The past eight months of massive and avoidable failures have delivered such a devastating blow to Senate Majority Leader Mitch McConnell’s reputation for political savvy, it’s a wonder it ever existed at all.
So how did the Myth of McConnell get started in the first place? The story is one of cynicism, self-promotion and credulousness, born out of desperation for bipartisanship and craving for familiar roles in an era when American politics veered into uncharted territory.
For the uninitiated, the Myth goes something like this: A calculating Kentuckian, he sees three steps ahead while playing eight-dimensional chess on his solved Rubik’s cube with one hand, while using the other to hold an inside straight close to his vest, which is embroidered with Masonic secrets that only he can read and that unlock true mastery of the Senate, along with eternal enlightenment, for good measure.
In the Myth of McConnell, grand achievements are conjured out of last-minute, crisis-driven exercises in can-kicking—like extending the U.S. borrowing authority and government funding—all things that used to happen routinely before McConnell became leader of the Republican Caucus and unleashed his unique brand of unprecedented obstructionism on the Senate, manufacturing the very crises that made the last-minute deals necessary. Meanwhile, humdrum political events, like winning reelection in a deep red state in a strong year for Republicans—as McConnell did in 2014—are recast as achievements of Machiavellian brilliance.

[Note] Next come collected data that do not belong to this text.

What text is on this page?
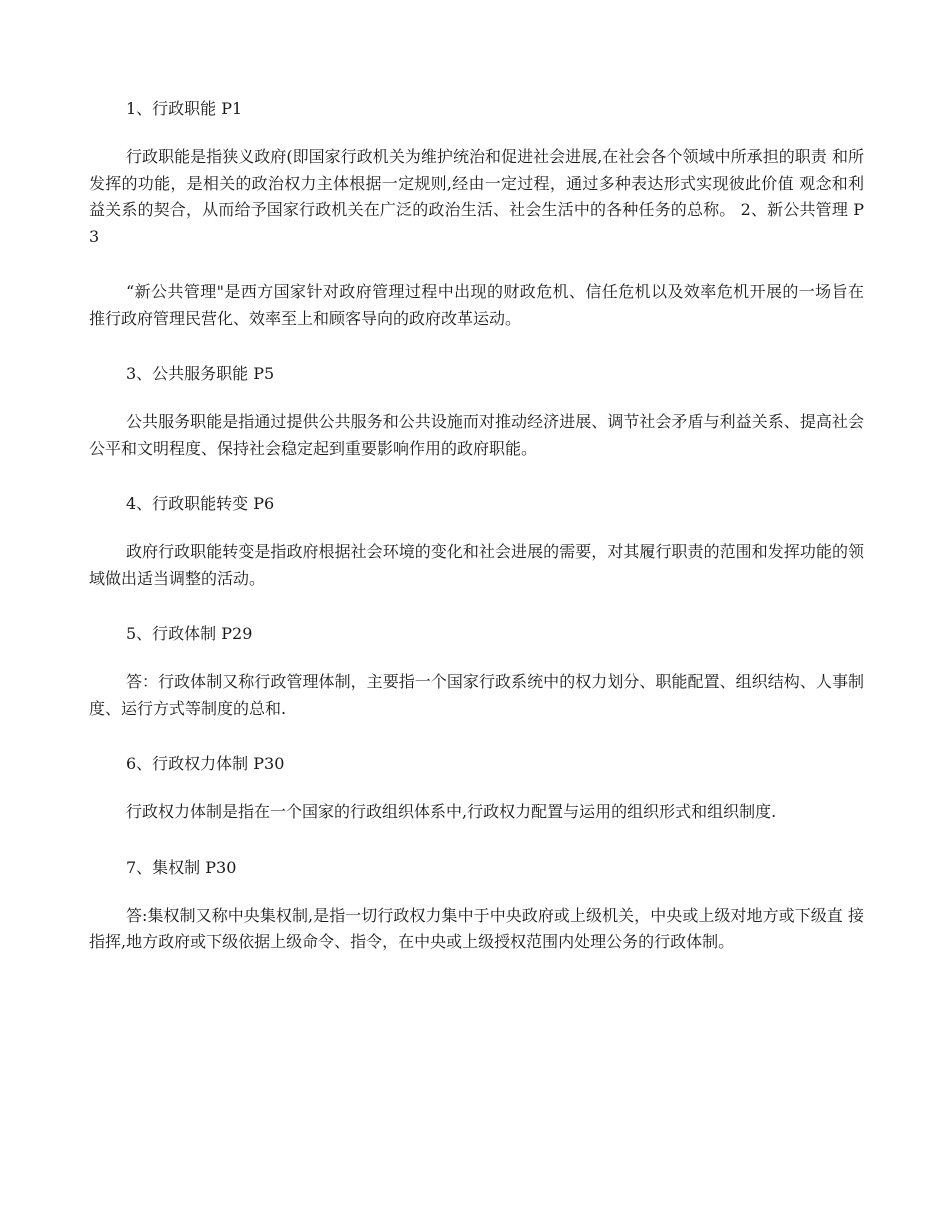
1、行政职能 P1
行政职能是指狭义政府(即国家行政机关为维护统治和促进社会进展,在社会各个领域中所承担的职责 和所发挥的功能，是相关的政治权力主体根据一定规则,经由一定过程，通过多种表达形式实现彼此价值 观念和利益关系的契合，从而给予国家行政机关在广泛的政治生活、社会生活中的各种任务的总称。 2、新公共管理 P3
“新公共管理"是西方国家针对政府管理过程中出现的财政危机、信任危机以及效率危机开展的一场旨在 推行政府管理民营化、效率至上和顾客导向的政府改革运动。
3、公共服务职能 P5
公共服务职能是指通过提供公共服务和公共设施而对推动经济进展、调节社会矛盾与利益关系、提高社会 公平和文明程度、保持社会稳定起到重要影响作用的政府职能。
4、行政职能转变 P6
政府行政职能转变是指政府根据社会环境的变化和社会进展的需要，对其履行职责的范围和发挥功能的领 域做出适当调整的活动。
5、行政体制 P29
答：行政体制又称行政管理体制，主要指一个国家行政系统中的权力划分、职能配置、组织结构、人事制 度、运行方式等制度的总和.
6、行政权力体制 P30
行政权力体制是指在一个国家的行政组织体系中,行政权力配置与运用的组织形式和组织制度.
7、集权制 P30
答:集权制又称中央集权制,是指一切行政权力集中于中央政府或上级机关，中央或上级对地方或下级直 接指挥,地方政府或下级依据上级命令、指令，在中央或上级授权范围内处理公务的行政体制。
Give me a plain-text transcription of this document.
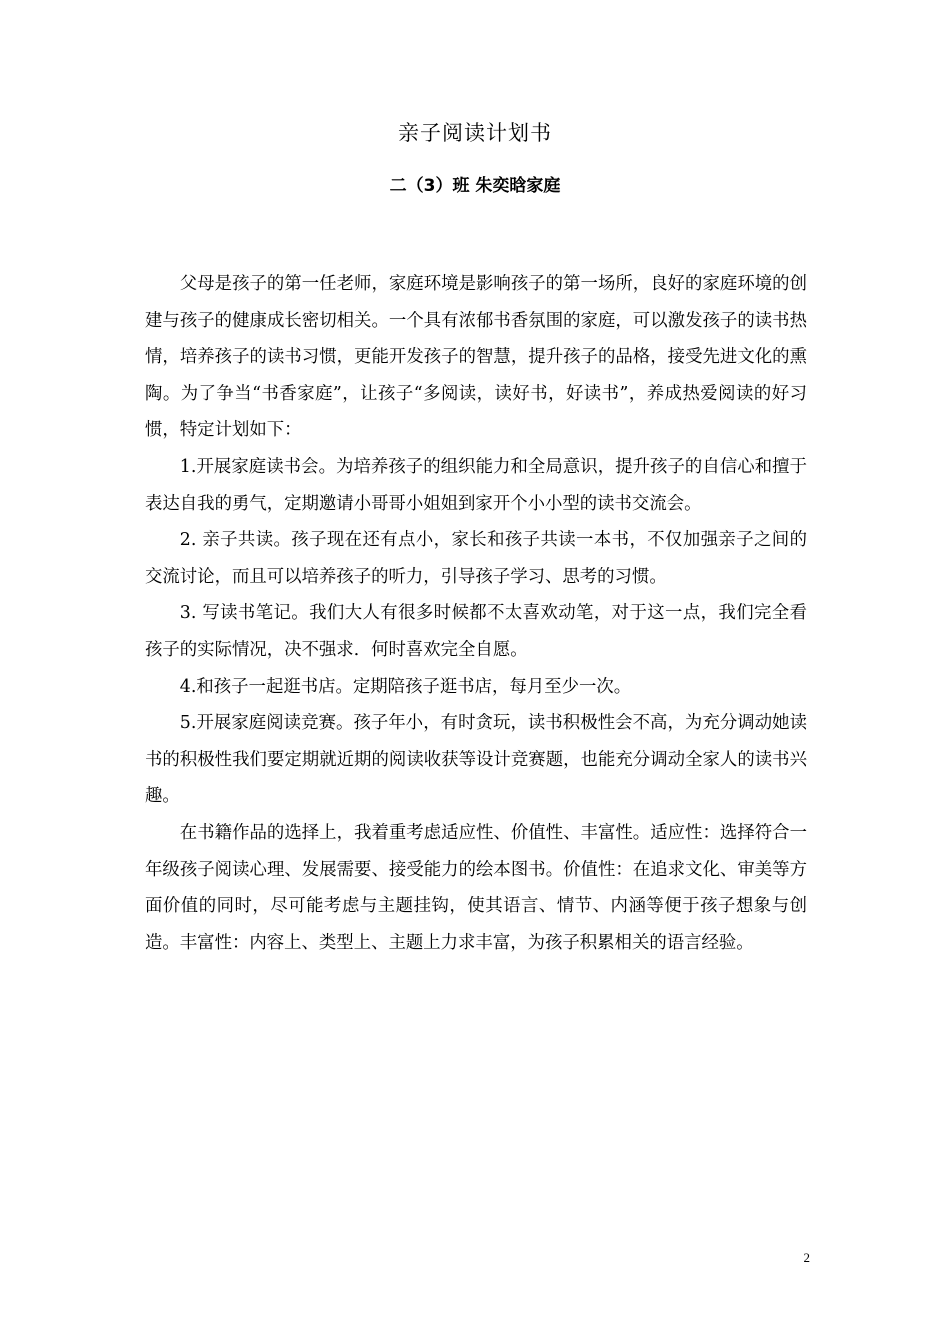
亲子阅读计划书
二（3）班 朱奕晗家庭

父母是孩子的第一任老师，家庭环境是影响孩子的第一场所，良好的家庭环境的创建与孩子的健康成长密切相关。一个具有浓郁书香氛围的家庭，可以激发孩子的读书热情，培养孩子的读书习惯，更能开发孩子的智慧，提升孩子的品格，接受先进文化的熏陶。为了争当“书香家庭”，让孩子“多阅读，读好书，好读书”，养成热爱阅读的好习惯，特定计划如下：

1.开展家庭读书会。为培养孩子的组织能力和全局意识，提升孩子的自信心和擅于表达自我的勇气，定期邀请小哥哥小姐姐到家开个小小型的读书交流会。

2. 亲子共读。孩子现在还有点小，家长和孩子共读一本书，不仅加强亲子之间的交流讨论，而且可以培养孩子的听力，引导孩子学习、思考的习惯。

3. 写读书笔记。我们大人有很多时候都不太喜欢动笔，对于这一点，我们完全看孩子的实际情况，决不强求．何时喜欢完全自愿。

4.和孩子一起逛书店。定期陪孩子逛书店，每月至少一次。

5.开展家庭阅读竞赛。孩子年小，有时贪玩，读书积极性会不高，为充分调动她读书的积极性我们要定期就近期的阅读收获等设计竞赛题，也能充分调动全家人的读书兴趣。

在书籍作品的选择上，我着重考虑适应性、价值性、丰富性。适应性：选择符合一年级孩子阅读心理、发展需要、接受能力的绘本图书。价值性：在追求文化、审美等方面价值的同时，尽可能考虑与主题挂钩，使其语言、情节、内涵等便于孩子想象与创造。丰富性：内容上、类型上、主题上力求丰富，为孩子积累相关的语言经验。

2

If any believers in the Myth remain after the brutal week McConnell just endured, which capped off an unbelievably brutal eight months, they should take this challenge: Name one major legislative accomplishment to McConnell’s credit over the more than 30 years he has been in the Senate. (Last minute deals don’t count.)
You can’t do it: Unlike former Senate Democratic Leader Harry Reid (my former boss) and House Democratic Leader Nancy Pelosi, McConnell has never authored a single piece of major legislation that became law, nor has he successfully shepherded a single major bill to passage as leader. Reid, Pelosi and former President Barack Obama were all party to the last-minute deals, but they all have a trove of historic accomplishments to show for their leadership: insuring millions of Americans through the Affordable Care Act, reforming the post-crash financial system with Dodd-Frank and ending the Iraq war, for starters. McConnell has nothing.
His failure to log even a single major achievement is without precedent in recent American history. It’s not like he hasn’t had the opportunity: Not only has McConnell enjoyed 250 days of unified Republican control in 2017, he also led a GOP majority in the Senate for the previous two years, paired with a solid Republican majority in the House. But under McConnell’s leadership, even bills backed by strong bipartisan support, tagged as likely to pass by seasoned Hill observers and likely to be signed by Obama, languished.